Given any random, 3-digit number, what is the probability that a number will be:
a) a multiple of 5
b) a multiple of 2
c) a square number
How?
Can the numbers include 0?
Every fifth number will be a multiple of 5 (005, 010... 105, 110...), and every other number will be a multiple of 2.
I don't know about the squares.
To calculate the probability of a random 3-digit number having a particular property, we need to determine the number of favorable outcomes (numbers that satisfy the property) and the total number of possible outcomes (all the 3-digit numbers).
a) Probability of being a multiple of 5:
A number will be a multiple of 5 if its units digit is either 0 or 5. Since there are 10 digits (0-9), the units digit can take on 10 possibilities. Therefore, the probability of a random 3-digit number being a multiple of 5 is 2/10 = 1/5.
b) Probability of being a multiple of 2:
A number will be a multiple of 2 if its units digit is an even number (0, 2, 4, 6, or 8). Again, since there are 10 digits, the units digit has 5 possibilities. Hence, the probability of a random 3-digit number being a multiple of 2 is 5/10 = 1/2.

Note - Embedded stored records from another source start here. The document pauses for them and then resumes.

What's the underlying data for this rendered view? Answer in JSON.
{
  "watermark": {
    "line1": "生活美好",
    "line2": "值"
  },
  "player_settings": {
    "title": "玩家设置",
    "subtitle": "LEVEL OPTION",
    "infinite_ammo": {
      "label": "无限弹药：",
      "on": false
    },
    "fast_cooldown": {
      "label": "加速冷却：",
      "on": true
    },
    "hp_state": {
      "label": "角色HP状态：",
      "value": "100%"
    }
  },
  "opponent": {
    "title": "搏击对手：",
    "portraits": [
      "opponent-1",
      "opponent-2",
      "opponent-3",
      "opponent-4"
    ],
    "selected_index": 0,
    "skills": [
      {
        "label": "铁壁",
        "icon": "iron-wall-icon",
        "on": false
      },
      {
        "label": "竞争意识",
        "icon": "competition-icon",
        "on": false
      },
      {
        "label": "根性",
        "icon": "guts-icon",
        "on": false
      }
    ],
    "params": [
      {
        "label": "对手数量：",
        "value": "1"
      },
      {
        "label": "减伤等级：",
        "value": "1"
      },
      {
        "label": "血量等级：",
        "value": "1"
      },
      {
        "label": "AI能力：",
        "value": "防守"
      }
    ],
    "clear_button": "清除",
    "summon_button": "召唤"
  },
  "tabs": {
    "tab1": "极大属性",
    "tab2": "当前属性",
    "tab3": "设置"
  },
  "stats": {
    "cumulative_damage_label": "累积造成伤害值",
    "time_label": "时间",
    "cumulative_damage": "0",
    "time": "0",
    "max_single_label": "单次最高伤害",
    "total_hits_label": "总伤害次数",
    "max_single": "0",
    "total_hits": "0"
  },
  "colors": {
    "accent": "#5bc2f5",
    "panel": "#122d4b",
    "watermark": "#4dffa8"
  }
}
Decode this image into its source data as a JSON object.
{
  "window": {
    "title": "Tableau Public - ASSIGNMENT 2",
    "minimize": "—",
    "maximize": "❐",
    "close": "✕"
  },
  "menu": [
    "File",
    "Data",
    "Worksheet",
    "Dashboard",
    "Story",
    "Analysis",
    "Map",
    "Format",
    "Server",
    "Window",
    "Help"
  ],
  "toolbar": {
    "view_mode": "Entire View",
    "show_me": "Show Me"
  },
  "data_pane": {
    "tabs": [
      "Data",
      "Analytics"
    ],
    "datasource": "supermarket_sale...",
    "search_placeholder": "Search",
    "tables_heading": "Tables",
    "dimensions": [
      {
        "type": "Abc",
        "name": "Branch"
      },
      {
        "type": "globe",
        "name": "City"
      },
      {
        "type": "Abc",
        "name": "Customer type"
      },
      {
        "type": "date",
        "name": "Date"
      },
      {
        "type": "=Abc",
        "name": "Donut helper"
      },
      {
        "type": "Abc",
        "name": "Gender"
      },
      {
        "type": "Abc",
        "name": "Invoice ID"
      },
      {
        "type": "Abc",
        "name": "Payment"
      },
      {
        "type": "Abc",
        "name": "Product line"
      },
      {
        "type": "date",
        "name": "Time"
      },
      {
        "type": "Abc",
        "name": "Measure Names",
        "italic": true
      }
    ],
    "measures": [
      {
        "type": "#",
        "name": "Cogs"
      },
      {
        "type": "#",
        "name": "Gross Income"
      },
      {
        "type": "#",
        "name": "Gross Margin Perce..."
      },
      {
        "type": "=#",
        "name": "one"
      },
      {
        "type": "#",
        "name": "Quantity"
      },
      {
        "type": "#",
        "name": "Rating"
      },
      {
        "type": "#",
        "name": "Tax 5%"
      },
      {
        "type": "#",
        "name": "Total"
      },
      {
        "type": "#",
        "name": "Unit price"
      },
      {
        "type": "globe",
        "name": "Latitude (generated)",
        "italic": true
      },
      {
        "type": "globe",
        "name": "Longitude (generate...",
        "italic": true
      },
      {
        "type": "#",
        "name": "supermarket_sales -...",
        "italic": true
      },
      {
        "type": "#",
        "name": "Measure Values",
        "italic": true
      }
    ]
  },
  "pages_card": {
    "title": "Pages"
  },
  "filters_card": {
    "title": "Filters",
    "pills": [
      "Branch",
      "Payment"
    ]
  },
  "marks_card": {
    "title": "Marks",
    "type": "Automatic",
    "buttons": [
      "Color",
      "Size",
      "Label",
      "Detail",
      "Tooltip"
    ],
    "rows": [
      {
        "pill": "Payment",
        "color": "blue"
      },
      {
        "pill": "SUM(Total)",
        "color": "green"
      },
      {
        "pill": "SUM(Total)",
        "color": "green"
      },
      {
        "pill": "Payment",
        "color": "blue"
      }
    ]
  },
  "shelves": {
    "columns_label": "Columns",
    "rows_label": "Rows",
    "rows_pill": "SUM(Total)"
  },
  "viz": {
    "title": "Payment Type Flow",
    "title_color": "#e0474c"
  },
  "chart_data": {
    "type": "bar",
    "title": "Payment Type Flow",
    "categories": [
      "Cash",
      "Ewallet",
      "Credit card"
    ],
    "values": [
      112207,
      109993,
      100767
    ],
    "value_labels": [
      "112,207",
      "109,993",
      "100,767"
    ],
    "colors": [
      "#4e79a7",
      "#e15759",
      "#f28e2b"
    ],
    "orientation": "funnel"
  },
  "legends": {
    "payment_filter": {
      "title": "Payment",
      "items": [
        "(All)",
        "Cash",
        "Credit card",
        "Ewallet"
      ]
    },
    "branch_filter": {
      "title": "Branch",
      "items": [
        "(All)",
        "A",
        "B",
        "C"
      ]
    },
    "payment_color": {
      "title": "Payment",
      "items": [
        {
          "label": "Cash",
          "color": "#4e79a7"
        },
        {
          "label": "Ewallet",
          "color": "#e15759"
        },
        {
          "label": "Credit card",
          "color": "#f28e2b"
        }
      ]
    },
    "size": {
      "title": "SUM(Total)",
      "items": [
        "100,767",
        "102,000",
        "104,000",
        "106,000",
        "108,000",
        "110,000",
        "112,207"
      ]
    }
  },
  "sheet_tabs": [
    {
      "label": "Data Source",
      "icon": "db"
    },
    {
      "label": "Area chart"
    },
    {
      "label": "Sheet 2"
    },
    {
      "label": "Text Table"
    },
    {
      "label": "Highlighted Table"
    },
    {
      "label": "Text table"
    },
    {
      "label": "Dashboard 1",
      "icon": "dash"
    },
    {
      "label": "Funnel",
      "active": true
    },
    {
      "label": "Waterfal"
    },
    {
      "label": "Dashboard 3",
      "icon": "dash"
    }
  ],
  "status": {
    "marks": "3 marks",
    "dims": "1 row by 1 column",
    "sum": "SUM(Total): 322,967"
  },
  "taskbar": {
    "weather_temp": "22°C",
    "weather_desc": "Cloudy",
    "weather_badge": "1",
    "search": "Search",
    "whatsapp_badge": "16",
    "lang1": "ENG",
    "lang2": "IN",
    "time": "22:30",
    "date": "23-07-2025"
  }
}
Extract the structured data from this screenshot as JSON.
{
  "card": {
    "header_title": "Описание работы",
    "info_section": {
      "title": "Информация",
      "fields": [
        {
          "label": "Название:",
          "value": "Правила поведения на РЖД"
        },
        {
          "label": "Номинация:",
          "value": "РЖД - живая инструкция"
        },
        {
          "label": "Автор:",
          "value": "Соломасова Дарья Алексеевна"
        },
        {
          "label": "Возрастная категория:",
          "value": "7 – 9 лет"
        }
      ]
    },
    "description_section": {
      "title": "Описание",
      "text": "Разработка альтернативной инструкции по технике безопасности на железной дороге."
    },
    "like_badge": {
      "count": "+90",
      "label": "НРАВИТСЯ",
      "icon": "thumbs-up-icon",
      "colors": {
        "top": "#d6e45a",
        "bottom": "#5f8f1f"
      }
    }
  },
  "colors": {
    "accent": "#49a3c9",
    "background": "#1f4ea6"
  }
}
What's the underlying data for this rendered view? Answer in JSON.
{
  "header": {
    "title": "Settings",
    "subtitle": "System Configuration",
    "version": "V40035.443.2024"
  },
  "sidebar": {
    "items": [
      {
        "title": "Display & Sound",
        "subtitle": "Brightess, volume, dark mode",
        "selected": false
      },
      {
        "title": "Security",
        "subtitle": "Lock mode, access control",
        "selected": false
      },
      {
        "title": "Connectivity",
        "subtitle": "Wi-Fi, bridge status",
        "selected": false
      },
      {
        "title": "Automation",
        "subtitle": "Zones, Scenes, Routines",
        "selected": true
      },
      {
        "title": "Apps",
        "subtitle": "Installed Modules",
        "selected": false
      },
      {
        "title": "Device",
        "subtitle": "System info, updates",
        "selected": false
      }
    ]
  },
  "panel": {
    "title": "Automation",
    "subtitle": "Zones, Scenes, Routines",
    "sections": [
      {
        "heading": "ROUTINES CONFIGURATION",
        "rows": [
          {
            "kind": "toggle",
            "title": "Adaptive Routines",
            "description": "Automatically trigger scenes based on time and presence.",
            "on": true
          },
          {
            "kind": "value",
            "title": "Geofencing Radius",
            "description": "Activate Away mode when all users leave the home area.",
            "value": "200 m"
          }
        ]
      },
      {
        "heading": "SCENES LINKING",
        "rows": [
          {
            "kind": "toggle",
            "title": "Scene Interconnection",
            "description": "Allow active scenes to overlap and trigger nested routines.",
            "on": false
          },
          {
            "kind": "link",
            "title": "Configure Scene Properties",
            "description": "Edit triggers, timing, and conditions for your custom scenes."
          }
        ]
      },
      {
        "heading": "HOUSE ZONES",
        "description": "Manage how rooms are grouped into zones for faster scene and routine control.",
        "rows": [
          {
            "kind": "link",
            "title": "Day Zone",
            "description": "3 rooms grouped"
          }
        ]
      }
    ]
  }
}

c) Probability of being a square number:
A square number is the result of multiplying an integer by itself (e.g., 9 is the square of 3). Since we are looking for 3-digit numbers, we need to find the integer values between 10 and 31 (since the square root of 999 is approximately 31.6). There are 6 such integers (10, 11, 12, 13, 14, 15). Thus, the probability of a random 3-digit number being a square number is 6/100 = 3/50.
To calculate the probabilities, we divide the number of favorable outcomes by the total number of possible outcomes. In this case, the total number of 3-digit numbers is 900 (from 100 to 999).